Landis a présenté "un taux anormal de testostérone/epitestostérone", a expliqué la Phonak sur son site Internet.

Le CPLD devrait recevoir Landis et ses avocats pour leur présenter le dossier.

"C'est ce qui se fait traditionnellement. On montre au coureur concerné et à ses avocats les pièces du dossier et ils doivent y répondre", a expliqué Bordry qui a envoyé à Landis "le procès-verbal du contrôle, le rapport d'analyse et la liste des experts auxquels il peut s'adresser".

Le CPLD, autorité administrative indépendante créée par la loi de mars 1999 relative à la protection de la santé des sportifs et à la lutte contre le dopage, exerce notamment ses responsabilités dans l'action disciplinaire à l'encontre des sportifs ayant contrevenu à la réglementation relative au dopage.

"C'est navrant", a réagi Christian Prudhomme, le directeur de la Grande Boucle, à l'annonce de ce contrôle positif du vainqueur du Tour. "L'aspect positif de cette décision, c'est qu'elle montre à ceux qui continuent à tricher qu'ils se préparent de très mauvais jours".

"Beaucoup disaient que les contrôles ne servaient à rien, ce n'est plus vrai. Il y a une prise de conscience globale qui commence à se faire jour. Elle n'est cependant pas suffisante si la contre-expertise confirme ce qu'on nous dit aujourd'hui", a-t-il ajouté.

Lance Armstrong, septuple vainqueur du Tour de France, a lui aussi été suspecté de dopage. En 1999, lors de sa première victoire, il avait pris une pommade aux corticoïdes et présenté tardivement une autorisation d'utilisation thérapeutique de ce produit interdit. Plus récemment, le laboratoire de Châtenay-Malabry avait révélé que de l'EPO figurait dans les urines 1999 d'Armstrong, analysées rétrospectivement.

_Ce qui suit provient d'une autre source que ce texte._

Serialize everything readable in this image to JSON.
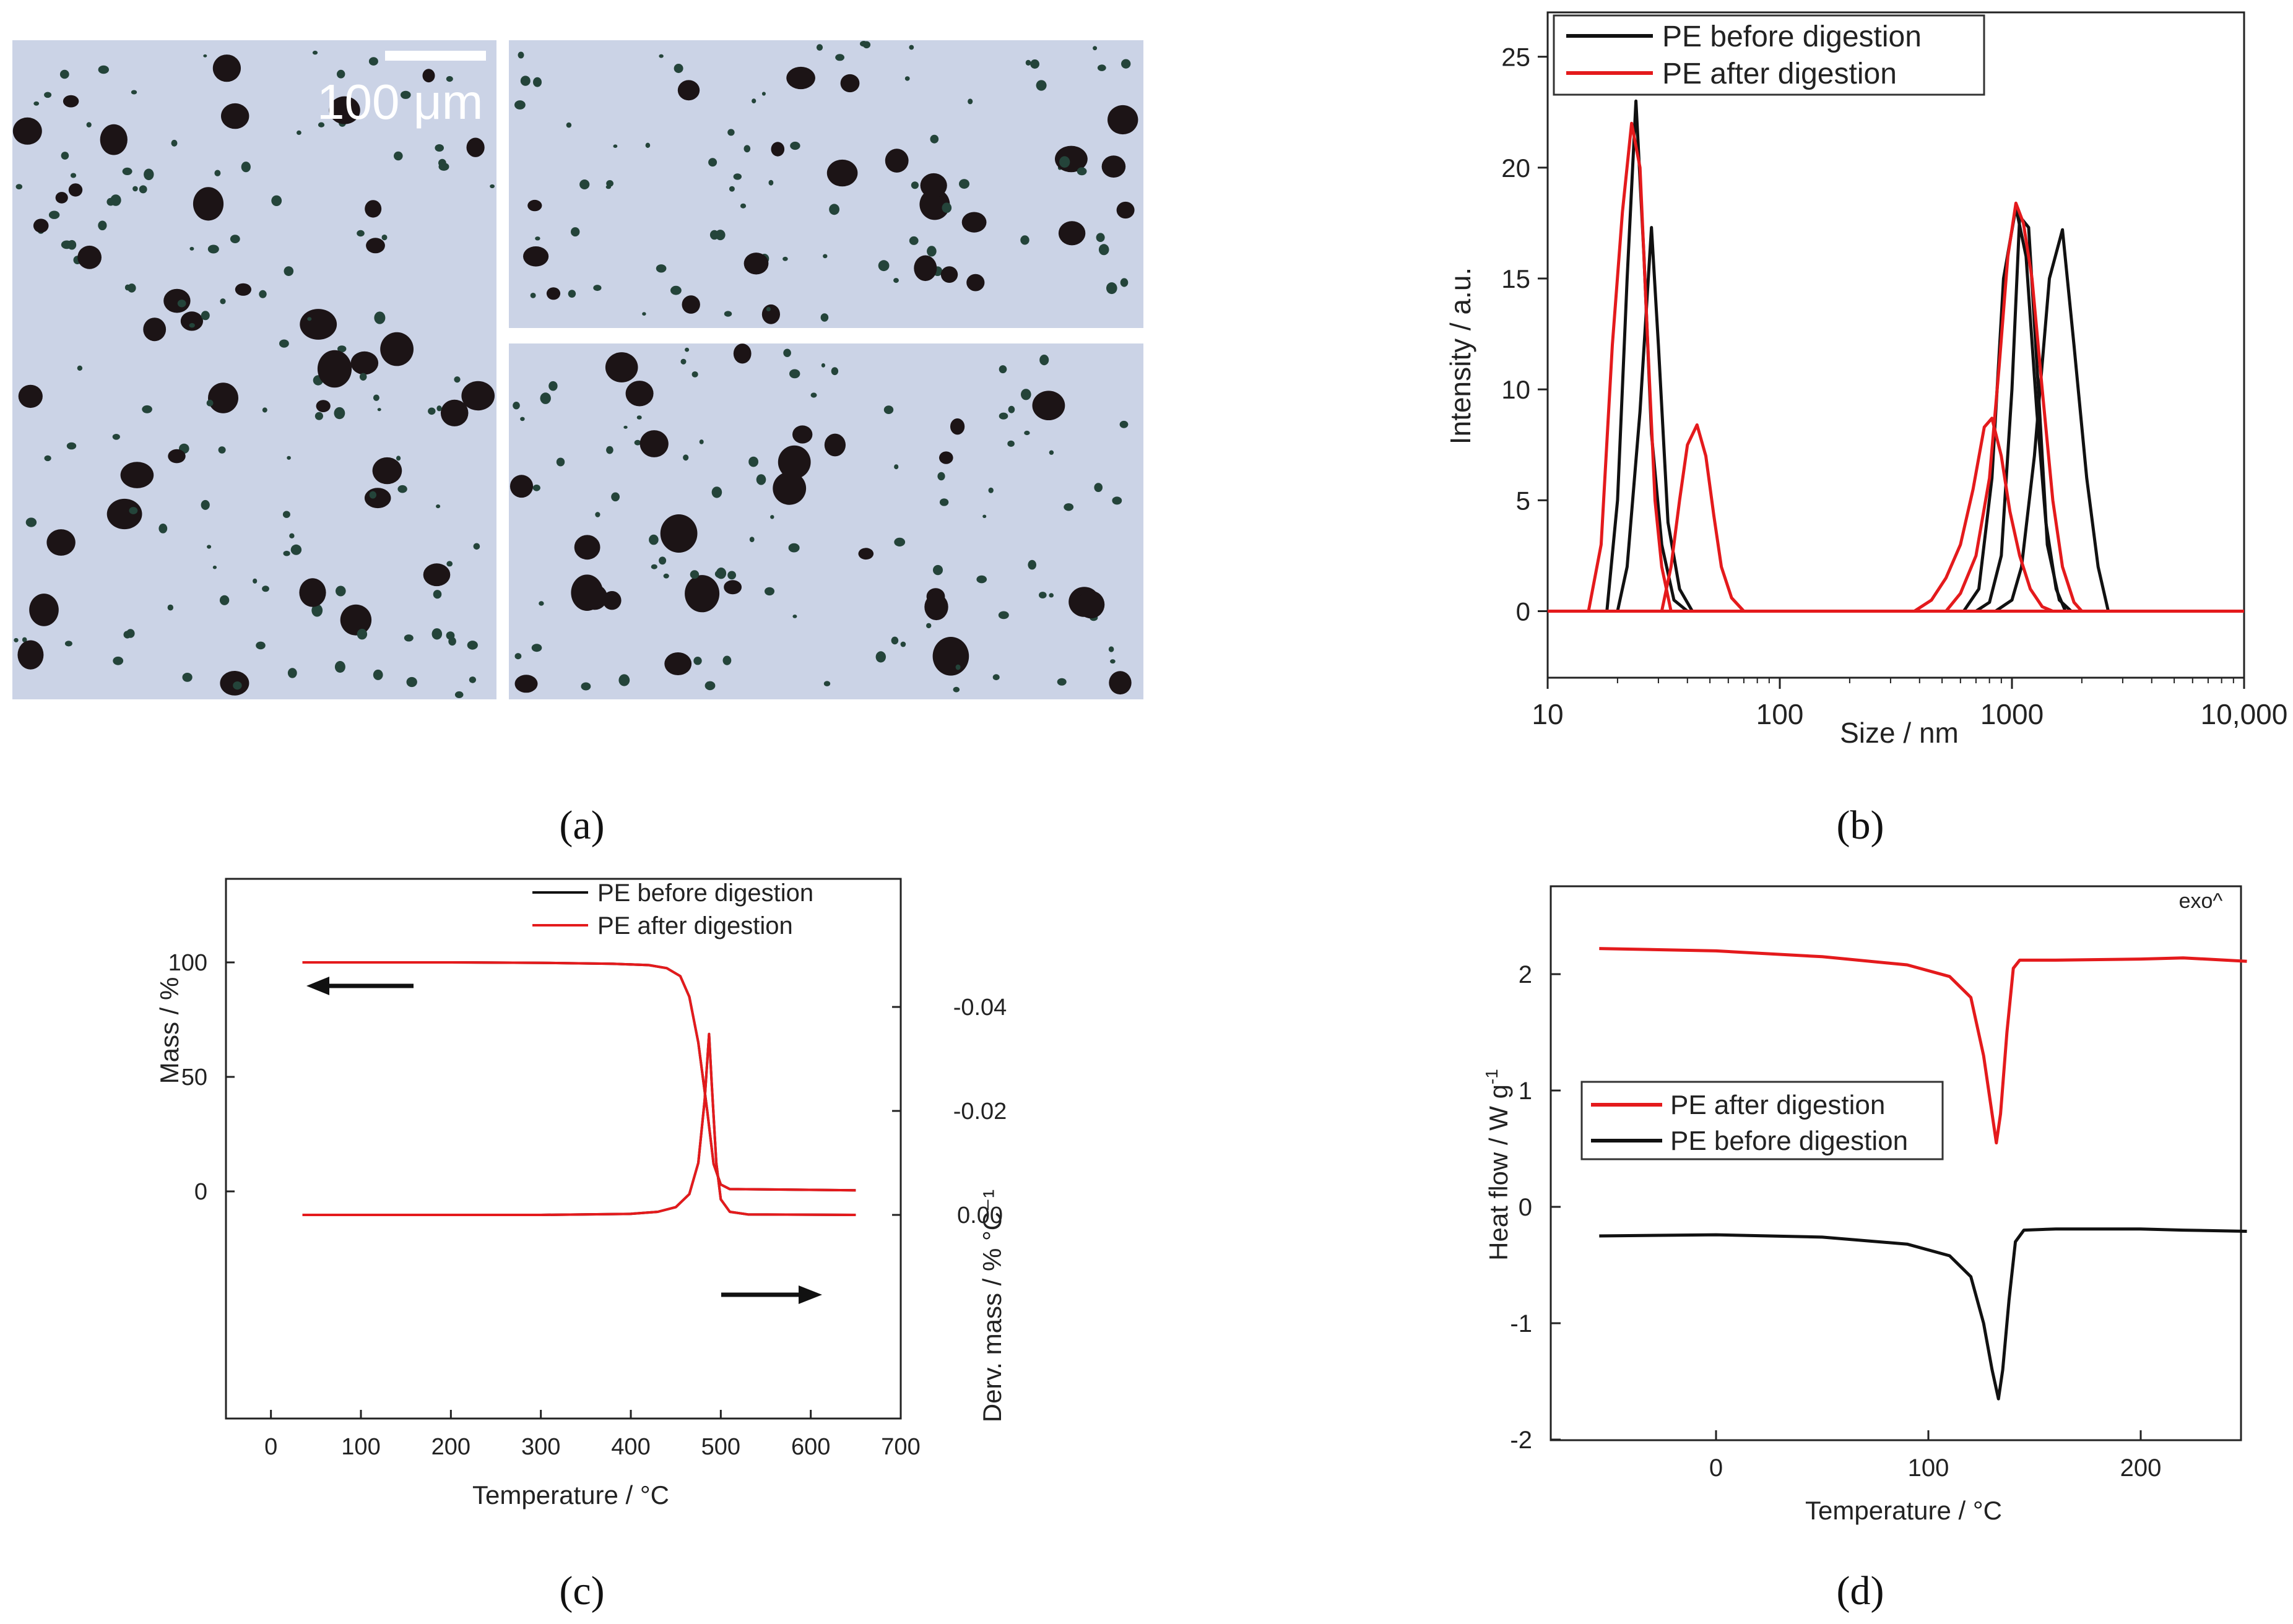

Landis est le premier maillot jaune du Tour victime d'un contrôle positif depuis Pedro Delgado en 1988. L'Espagnol avait été blanchi. Sur le Tour d'Espagne, Roberto Heras a été déclassé l'an dernier après sa victoire pour dopage à l'EPO.

Au départ de ce Tour de France 2006 à Strasbourg, un grand coup de balai avait conduit à l'éviction de plusieurs coureurs, dont Jan Ullrich, vainqueur du Tour 1997, et d'Ivan Basso, vainqueur cette année du Tour d'Italie, suspectés de dopage selon les révélations de "l'opération Puerto" en Espagne. Landis avait aussi bénéficié, pour devenir seul leader de l'équipe Phonak, de la suspension par son gérant John Lelangue, à trois semaines du début du Tour, du Colombien Santiago Botero et de l'Espagnol José Enrique Gutierrez, soupçonnés dans le scandale du dopage ayant éclaté en Espagne.

L'affaire Festina en 1998 a servi de détonateur à l'accentuation de la lutte contre le dopage.

Opinion publique

Par ailleurs, dans un sondage effectué sur le site Web d'ESPN, plus de 65% des gens croient que le résultat du test effectué sur Landis est véridique.